Ты всегда входил в нашу узкую комнату как праздник. Тебя встречали с восторгом. Ты здоровался с каждым по очереди: женщинам целовал руки, что всех нас ужасно трогало и смущало. Наши мужчины, с которыми мы работали, не целовали нам рук. Мы все были товарищи. А ты слетал, словно из другого мира. Все при тебе приободрялись, подтягивались, прихорашивались; мелькали зеркальца, пудреницы, расчески. Мои коллеги трогательно подставляли тебе стул к моему столу, ты садился и говорил о каких-то делах, хотя все они были давно решены. К тебе очень хорошо относились, Назым, и мужчины, и женщины. У тебя для всех находилось доброе слово, совет, участие. И никто над тобой не подсмеивался и не злословил. Через пять минут в комнате уже разгоралась оживленная дискуссия. Споры были шумные, но какие-то честные, гуманные, даже веселые. Ты, Назым, был большой мастер втягивать людей в острый разговор, где скрещивались разные точки зрения.

Однажды ты пришел к нам и с улыбкой сообщил, что на днях встречался с колхозниками Украины и от них услышал злой анекдот про коммунизм.

– Смысл его в том, что коммунизм наступит, если в каждом колхозе появится вертолет, чтобы крестьяне в любой момент могли слетать в Москву за пшеном.

Тогда бесчисленные анекдоты множилось пропорционально государственному истреблению сатиры. Анекдотами люди отзывались на любые проявления лжи, глупости, демагогии, социальной несправедливости и административного головотяпства. Их рассказывали везде и всюду, но никто из нас почему-то не задумывался, откуда они берутся.

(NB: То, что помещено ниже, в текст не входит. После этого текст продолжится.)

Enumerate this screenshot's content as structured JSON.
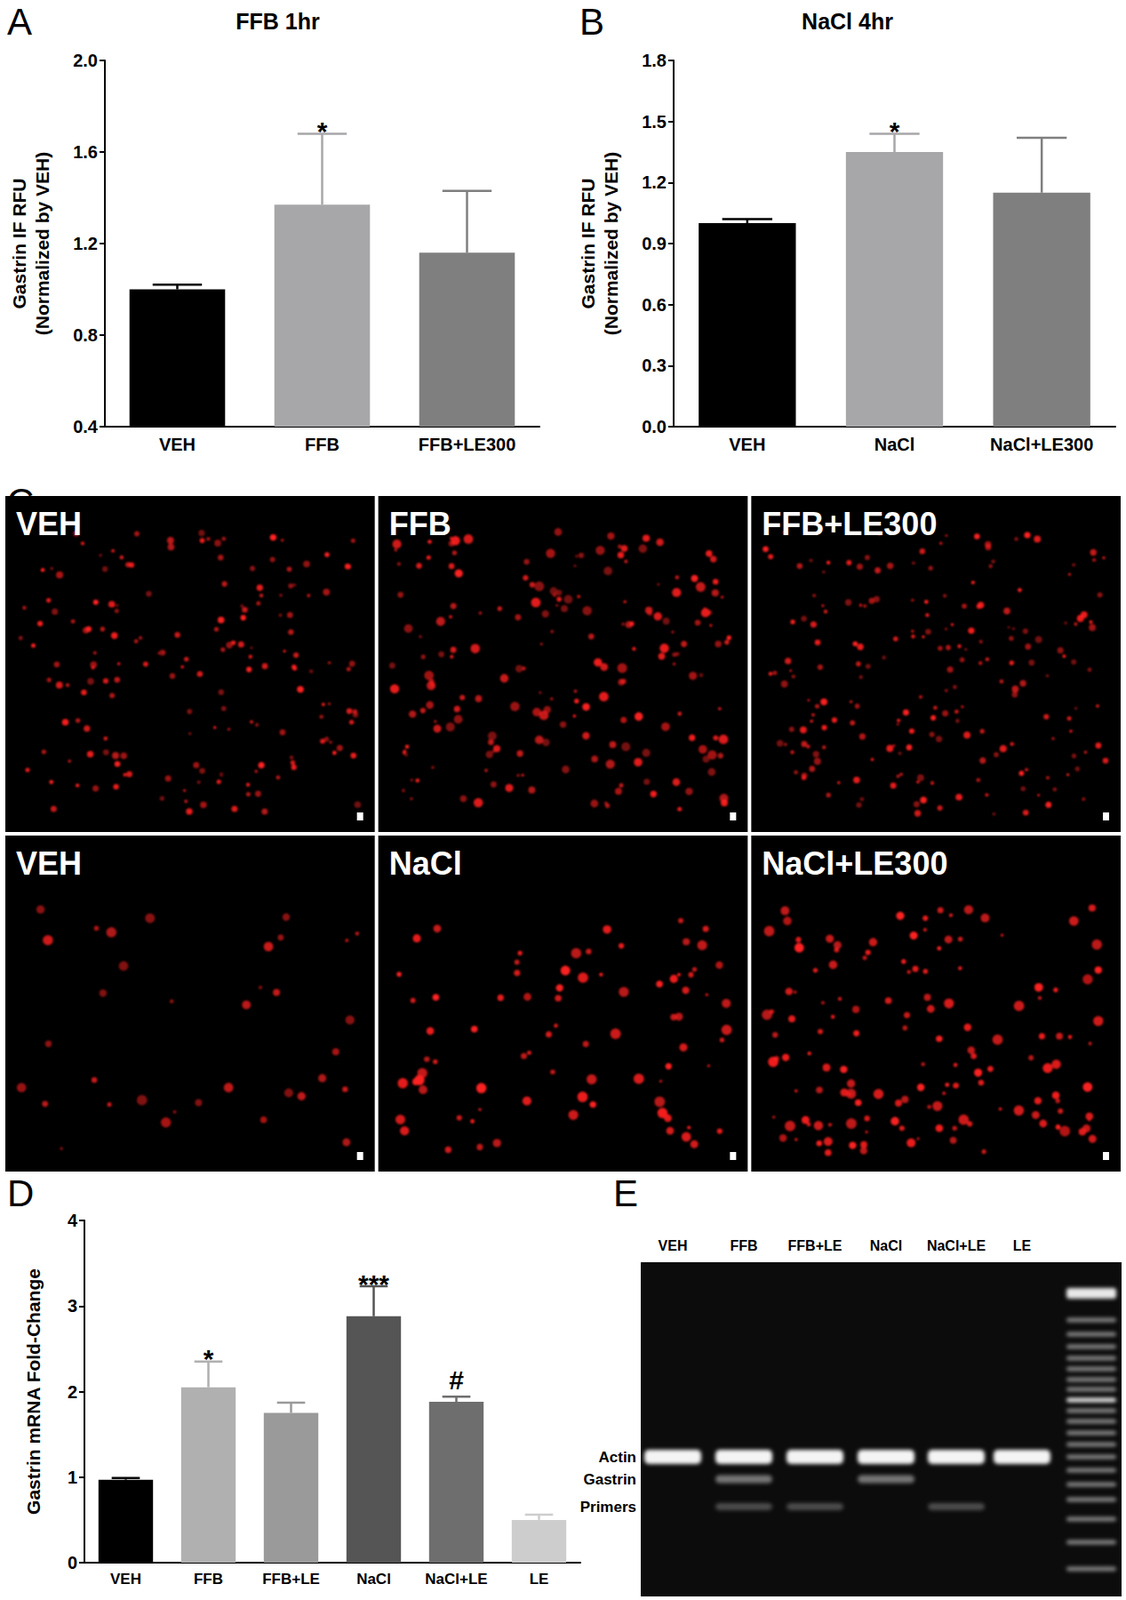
{
  "chart_data": [
    {
      "panel": "A",
      "type": "bar",
      "title": "FFB 1hr",
      "y_label": "Gastrin IF RFU\n(Normalized by VEH)",
      "categories": [
        "VEH",
        "FFB",
        "FFB+LE300"
      ],
      "values": [
        1.0,
        1.37,
        1.16
      ],
      "error": [
        0.02,
        0.31,
        0.27
      ],
      "annotations": [
        null,
        "*",
        null
      ],
      "colors": [
        "#000000",
        "#a7a7aa",
        "#7f7f7f"
      ],
      "ylim": [
        0.4,
        2.0
      ],
      "yticks": [
        0.4,
        0.8,
        1.2,
        1.6,
        {
          "value": 2.0,
          "label": "2.0"
        }
      ],
      "grid": false
    },
    {
      "panel": "B",
      "type": "bar",
      "title": "NaCl 4hr",
      "y_label": "Gastrin IF RFU\n(Normalized by VEH)",
      "categories": [
        "VEH",
        "NaCl",
        "NaCl+LE300"
      ],
      "values": [
        1.0,
        1.35,
        1.15
      ],
      "error": [
        0.02,
        0.09,
        0.27
      ],
      "annotations": [
        null,
        "*",
        null
      ],
      "colors": [
        "#000000",
        "#a7a7aa",
        "#7f7f7f"
      ],
      "ylim": [
        0,
        1.8
      ],
      "yticks": [
        {
          "value": 0,
          "label": "0.0"
        },
        0.3,
        0.6,
        0.9,
        1.2,
        1.5,
        1.8
      ],
      "grid": false
    },
    {
      "panel": "D",
      "type": "bar",
      "y_label": "Gastrin mRNA Fold-Change",
      "categories": [
        "VEH",
        "FFB",
        "FFB+LE",
        "NaCl",
        "NaCl+LE",
        "LE"
      ],
      "values": [
        0.97,
        2.05,
        1.75,
        2.88,
        1.88,
        0.5
      ],
      "error": [
        0.02,
        0.3,
        0.12,
        0.35,
        0.06,
        0.06
      ],
      "annotations": [
        null,
        "*",
        null,
        "***",
        "#",
        null
      ],
      "colors": [
        "#000000",
        "#b0b0b0",
        "#9a9a9a",
        "#555555",
        "#6e6e6e",
        "#cdcdcd"
      ],
      "ylim": [
        0,
        4
      ],
      "yticks": [
        0,
        1,
        2,
        3,
        4
      ],
      "grid": false
    }
  ],
  "micrograph": {
    "panel": "C",
    "cells": [
      "VEH",
      "FFB",
      "FFB+LE300",
      "VEH",
      "NaCl",
      "NaCl+LE300"
    ]
  },
  "gel": {
    "panel": "E",
    "lanes": [
      "VEH",
      "FFB",
      "FFB+LE",
      "NaCl",
      "NaCl+LE",
      "LE"
    ],
    "bands": [
      {
        "label": "Actin",
        "present": [
          true,
          true,
          true,
          true,
          true,
          true
        ]
      },
      {
        "label": "Gastrin",
        "present": [
          false,
          true,
          false,
          true,
          false,
          false
        ]
      },
      {
        "label": "Primers",
        "present": [
          false,
          true,
          true,
          false,
          true,
          false
        ]
      }
    ]
  }
}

– Я спросил их, – продолжал ты, – а знают ли они, кто в Советском Союзе сочиняет анекдоты? Они очень серьезно отвечали: «Политические – Илья Эренбург, а про пшено – Зощенко!» Я их не стал разубеждать. Я очень за товарища Зощенко обрадовался. Какой замечательный у него народный авторитет, несмотря на весь позор, который здесь сделали! И я очень хочу, чтобы товарищ Зощенко знал об этой прекрасной любви советских людей.